Al pueblo de Rom

   Aún es oscura la noche mientras cantas, criatura de ojos rasgados, de honda mirada, de alma libre. Hay en ti un bello fulgor que clama por salir rompiendo las cadenas de esta condicionante sociedad. A ti te escribo estas palabras, gitano de la raza calé, gitano de España.
   La Sociedad, así: con mayúscula, es sinónimo de civilización tal y como la conocemos, adscrita al postmodernismo filosófico en el que nos hayamos que nos grita a la cara impetuosamente que podemos no tener la razón, que no hay verdades absolutas sino una multiplicidad de ellas según donde uno se plante y se pregunte sobre la realidad.

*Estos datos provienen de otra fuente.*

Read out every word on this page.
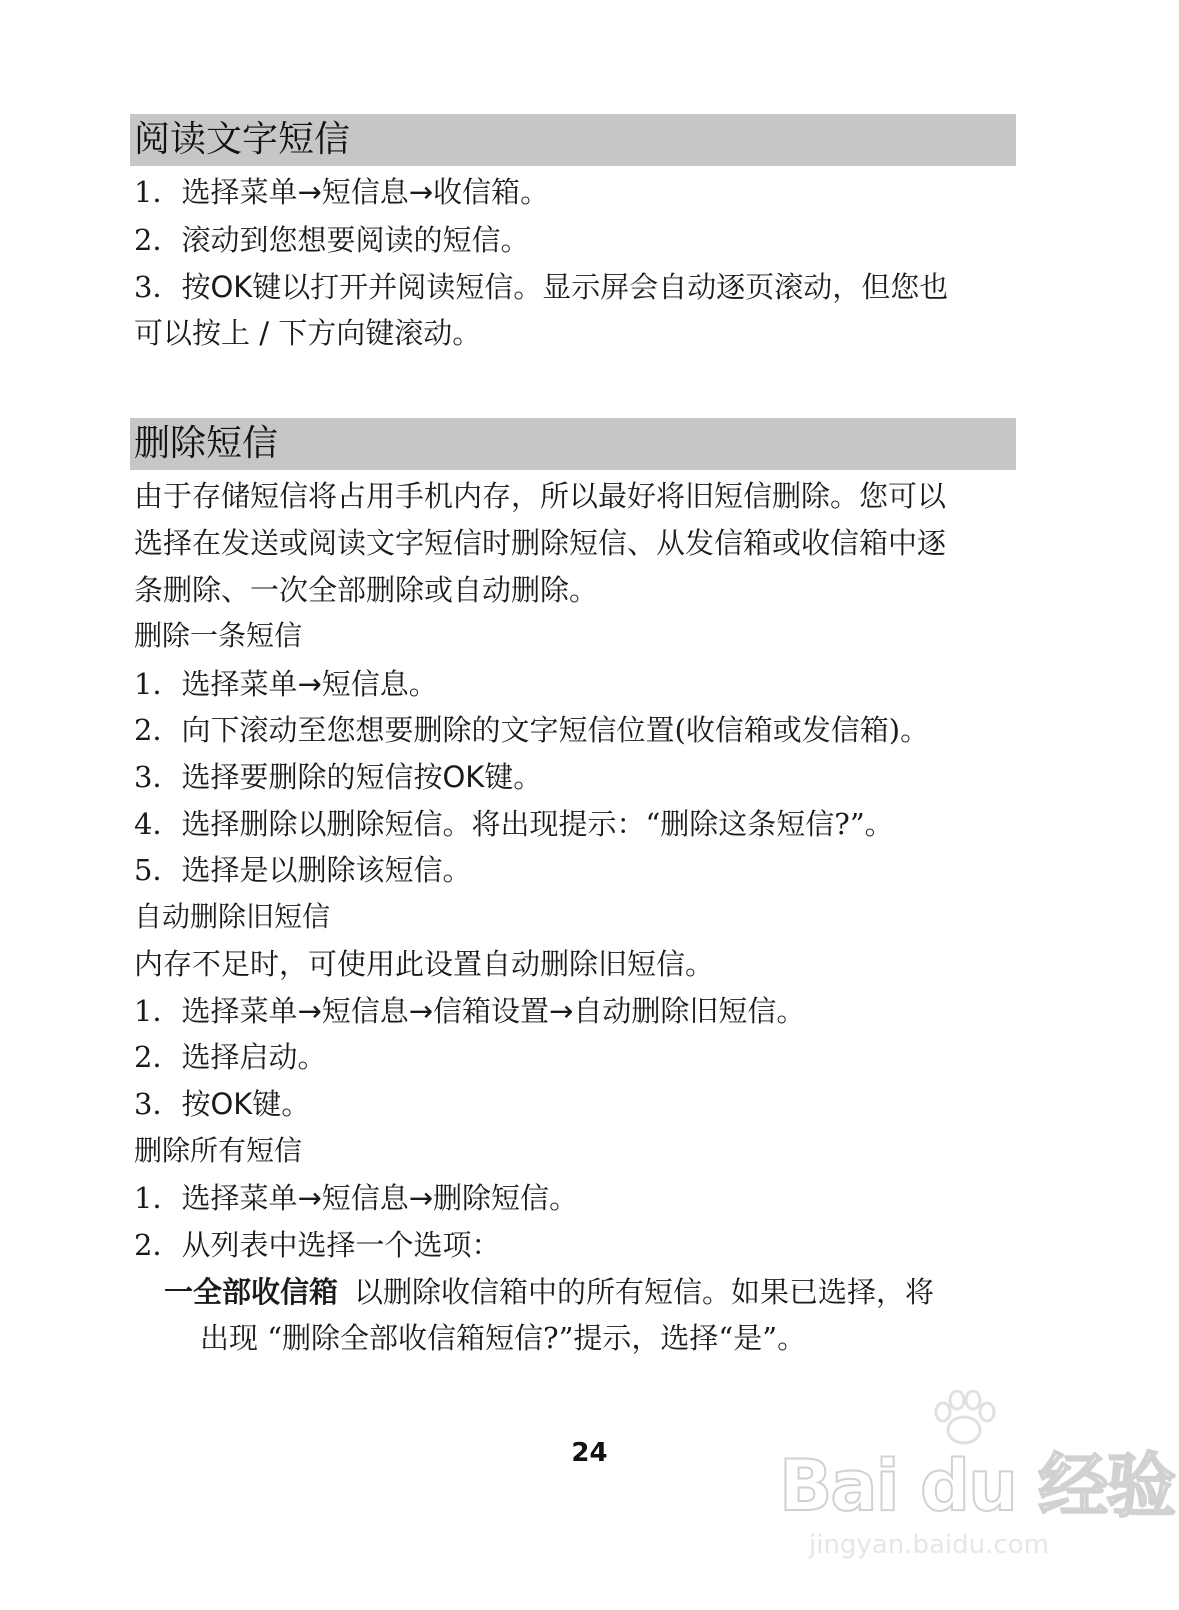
阅读文字短信
1．选择菜单→短信息→收信箱。
2．滚动到您想要阅读的短信。
3．按OK键以打开并阅读短信。显示屏会自动逐页滚动，但您也
可以按上 / 下方向键滚动。
删除短信
由于存储短信将占用手机内存，所以最好将旧短信删除。您可以
选择在发送或阅读文字短信时删除短信、从发信箱或收信箱中逐
条删除、一次全部删除或自动删除。
删除一条短信
1．选择菜单→短信息。
2．向下滚动至您想要删除的文字短信位置(收信箱或发信箱)。
3．选择要删除的短信按OK键。
4．选择删除以删除短信。将出现提示：“删除这条短信?”。
5．选择是以删除该短信。
自动删除旧短信
内存不足时，可使用此设置自动删除旧短信。
1．选择菜单→短信息→信箱设置→自动删除旧短信。
2．选择启动。
3．按OK键。
删除所有短信
1．选择菜单→短信息→删除短信。
2．从列表中选择一个选项：
一全部收信箱 以删除收信箱中的所有短信。如果已选择，将
出现 “删除全部收信箱短信?”提示，选择“是”。
24	Bai du 经验
jingyan.baidu.com
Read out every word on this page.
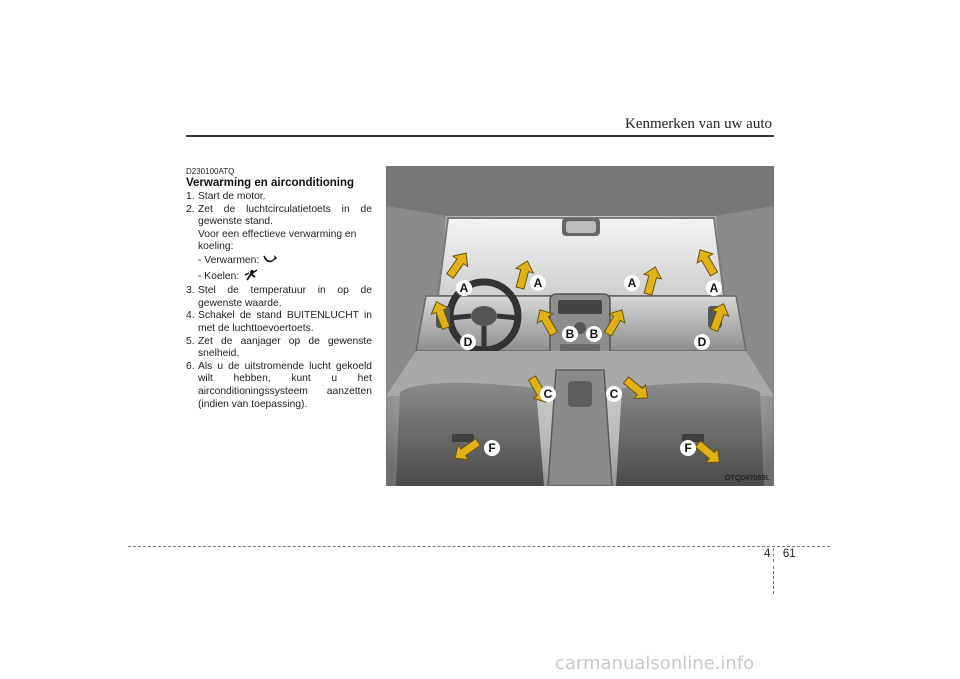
Kenmerken van uw auto
D230100ATQ
Verwarming en airconditioning
1. Start de motor.
2. Zet de luchtcirculatietoets in de gewenste stand.
Voor een effectieve verwarming en koeling:
- Verwarmen:
- Koelen:
3. Stel de temperatuur in op de gewenste waarde.
4. Schakel de stand BUITENLUCHT in met de luchttoevoertoets.
5. Zet de aanjager op de gewenste snelheid.
6. Als u de uitstromende lucht gekoeld wilt hebben, kunt u het airconditioningssysteem aanzetten (indien van toepassing).
A	A	A	A
B B
C	C
D	D
F	F
OTQ047069L
4 61
carmanualsonline.info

    Esta sociedad es enemiga de la Libertad en la medida en la que uno se muestra diferente —como decía el ilustrado británico John Stuart Mill —, es opositora del que rompe tabiques entre sus casas para estar junto a los suyos, del que canta en la calle hasta las tantas de la madrugada al abrigo de las estrellas, del que comprende las miradas como expertos psicólogos y vaticina con ellas el futuro, del que conversa con los caballos con mágico talento y los gobierna, del alma errante que vaga sin destino por la Tierra, que no gira en torno a nuestros sistemas de trabajo europeos, que no participa del capitalismo, que no quiere integrarse pues “civilizarse”, desde su punto de vista, es vender sus creencias, su cultura, sus tradiciones ancestrales, sus verdades que han arrastrado por medio mundo.
   Al viajero romaní que vino desde la India pasando por Egipto y por los Balcanes, hacia Europa, y fue golpeado allá donde fuere por un millar de prejuicios; al zíngaro que echó raíces como pudo en Hungría, al calé que lo hizo en una España intolerante y llegó para quedarse, y trajo consigo los mágicos relatos y los cantos y los volantes con lunares y las palmas y las guitarras punteadas y los rápidos acordes y los taconeos y el folclore flamenco a través de Flandes; al gitano, alma de España, que es rechazado por las críticas de los civilizados, quiero tenderle hoy la mano para decirle: “yo no voy a juzgarte”. E invito a los demás a no hacerlo. Pues en este juego de juzgar a los demás, todos perdemos, y se empobrecen las personas y las sociedades, y las minorías se recluyen en sus costumbres y comienza la dualidad entre el temor y el odio por lo místico e ignoto, y luego los cuentos e hipérboles que justifican los prejuicios, partiendo del que susurran los tiempos sobre que robaron los clavos de Cristo por hojalateros, y luego el de que son brujos y tramposos prestidigitadores, hábiles de la superchería y el engaño.
   Pero aun no se comprende las duras condiciones de vida que ha tenido el antiguo pueblo de Rom por el delito de no encajar en nuestro concepto de sociedad, por tener un código de conducta que no comprendemos. Y la Historia nos cuenta de las continuas deportaciones, persecuciones, apresamientos y crueles masacres contra ellos con total impunidad internacional. Y hay quienes afirman severamente, hoy en día, que es toda ella una etnia de ladrones y son convergentes de lo ilícito, de los excesos, de la promiscuidad, de los vicios más deleznables, que sus costumbres son salvajes, que son intolerantes, que están anquilosados en el pasado…
    Intolerancia. Eso veo precisamente.
    Y siendo cierto que hay quien se aboca a la criminalidad, ¿es esto motivo de crítica o consecuencia directa de quinientos años de hacerlo constante, individual e institucionalmente?
   Yo recluyo esta caza de brujas interna en mi más profunda y custodiada mismidad, en contra de lo que la sociedad hizo de mí para que desarrollase mis recelos, e invito a hacer lo mismo; yo me quedo con los hermosos versos de Federico García Lorca de la Generación del 27 denunciando la injusticia racial contra este pueblo profundo, sabio y libre: el pueblo gitano de nuestra España.
   Y así podré decir a la interperie, desatado de esta serie de antiguos prejuicios, que mi alma es libre también.